Пим отвечал, что галстук этот он высмотрел в витрине лавки «Братьев Холл» на Хай-стрит.
— Знаешь, лучше спрячь его пока до лучших времен, а вытащишь, когда и вправду станешь членом этого клуба. — Он легонько потрепал Пима по плечу. — И если уж зашла речь о таких вещах, скажи лакею, чтобы пришил к этому пиджаку нормальные пуговицы. Ты ведь не хочешь, чтобы все считали тебя претендентом на венгерский престол, правда?

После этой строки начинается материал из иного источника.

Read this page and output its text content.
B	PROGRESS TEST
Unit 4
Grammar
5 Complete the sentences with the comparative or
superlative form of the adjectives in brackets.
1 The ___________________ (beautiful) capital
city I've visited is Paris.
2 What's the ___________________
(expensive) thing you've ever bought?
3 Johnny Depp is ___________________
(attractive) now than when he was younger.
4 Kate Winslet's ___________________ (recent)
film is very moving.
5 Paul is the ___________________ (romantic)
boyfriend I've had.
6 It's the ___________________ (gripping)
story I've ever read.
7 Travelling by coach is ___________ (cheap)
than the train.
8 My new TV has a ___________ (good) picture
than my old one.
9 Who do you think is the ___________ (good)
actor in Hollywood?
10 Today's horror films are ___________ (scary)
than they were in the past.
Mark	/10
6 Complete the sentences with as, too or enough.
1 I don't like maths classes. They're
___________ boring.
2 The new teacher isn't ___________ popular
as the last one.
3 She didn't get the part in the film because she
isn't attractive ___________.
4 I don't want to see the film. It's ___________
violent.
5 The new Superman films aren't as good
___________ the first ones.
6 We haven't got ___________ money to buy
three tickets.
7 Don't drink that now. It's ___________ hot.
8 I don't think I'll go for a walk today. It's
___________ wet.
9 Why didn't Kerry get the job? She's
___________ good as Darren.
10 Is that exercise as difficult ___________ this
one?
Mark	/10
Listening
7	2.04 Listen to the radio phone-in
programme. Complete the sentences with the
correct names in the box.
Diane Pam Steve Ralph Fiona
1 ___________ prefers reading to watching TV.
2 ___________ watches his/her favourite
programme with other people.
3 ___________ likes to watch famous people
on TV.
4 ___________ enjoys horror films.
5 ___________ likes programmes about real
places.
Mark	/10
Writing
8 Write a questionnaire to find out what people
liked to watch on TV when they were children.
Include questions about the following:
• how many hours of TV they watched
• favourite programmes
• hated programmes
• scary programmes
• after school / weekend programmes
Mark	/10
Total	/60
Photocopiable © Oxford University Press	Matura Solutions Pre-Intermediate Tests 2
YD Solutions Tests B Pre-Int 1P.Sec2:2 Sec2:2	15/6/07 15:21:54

И опять Пим готов был обнять весь мир, любить всех и вся, крайне стараясь отличиться и выделиться. Он вступал в студенческие корпорации, платя взносов больше, чем существовало клубов, и был секретарем не одного десятка обществ — от филателистов до сторонников эвтаназии. Он писал проникновенные статьи в университетские журналы, числился в группах поддержки некоторых выдающихся общественных деятелей, встречал их на вокзале, кормил их обедами за счет корпорации и препровождал в полупустые лекционные залы. Он защищал честь колледжа, играя в регби и крикет, гребя в восьмерке, напивался в баре родного колледжа, что же касается современного общественного устройства, он то цинично и беспочвенно ругал его, то вдруг, проявляя стойкий патриотизм, начинал его защищать в зависимости от того, кому случалось быть его собеседником. Со свежими силами бросился он в объятья германской музы, почти не смутившись тем, что в Оксфорде она оказалась веков на пять старше, чем в Берне, и что все относящееся к современности здесь почиталось ущербным. Он быстро преодолел разочарование. «Что ж, зато это класс, — говорил он себе. — Это академический уровень». И очень скоро он уже с головой ушел в сомнительные тексты средневековых менестрелей, отдаваясь им с той же самозабвенностью, какую раньше проявил по отношению к Томасу Манну. К концу первого семестра он с жаром штудировал средне- и древне- верхненемецкий. К концу второго мог декламировать Гильдебранда и воспроизводить куски из Библии по-готски в переводе епископа Улфилы, к вящему удовольствию небольшого кружка поклонников, толпившихся вокруг в баре. К середине третьего семестра его живейшим и столь редким для молодого человека увлечением стала сравнительная и теоретическая лингвистика. А когда после этого он перенесся в гибельный модернизм века XVII-го, то не без удовольствия доказал в двадцатичетырехстраничном трактате, каким выскочкой был Гриммельсгаузен — поэт, испортивший свое произведение дешевой назидательностью, человек, моральный облик которого весьма сомнителен, так как в Тридцатилетней войне он сражался на два фронта. В качестве завершающего удара он выдвинул тезис о том, что чрезмерное увлечение Гриммельсгаузена псевдонимами не позволяет нам с уверенностью говорить о нем как об авторе «Симплициссимуса».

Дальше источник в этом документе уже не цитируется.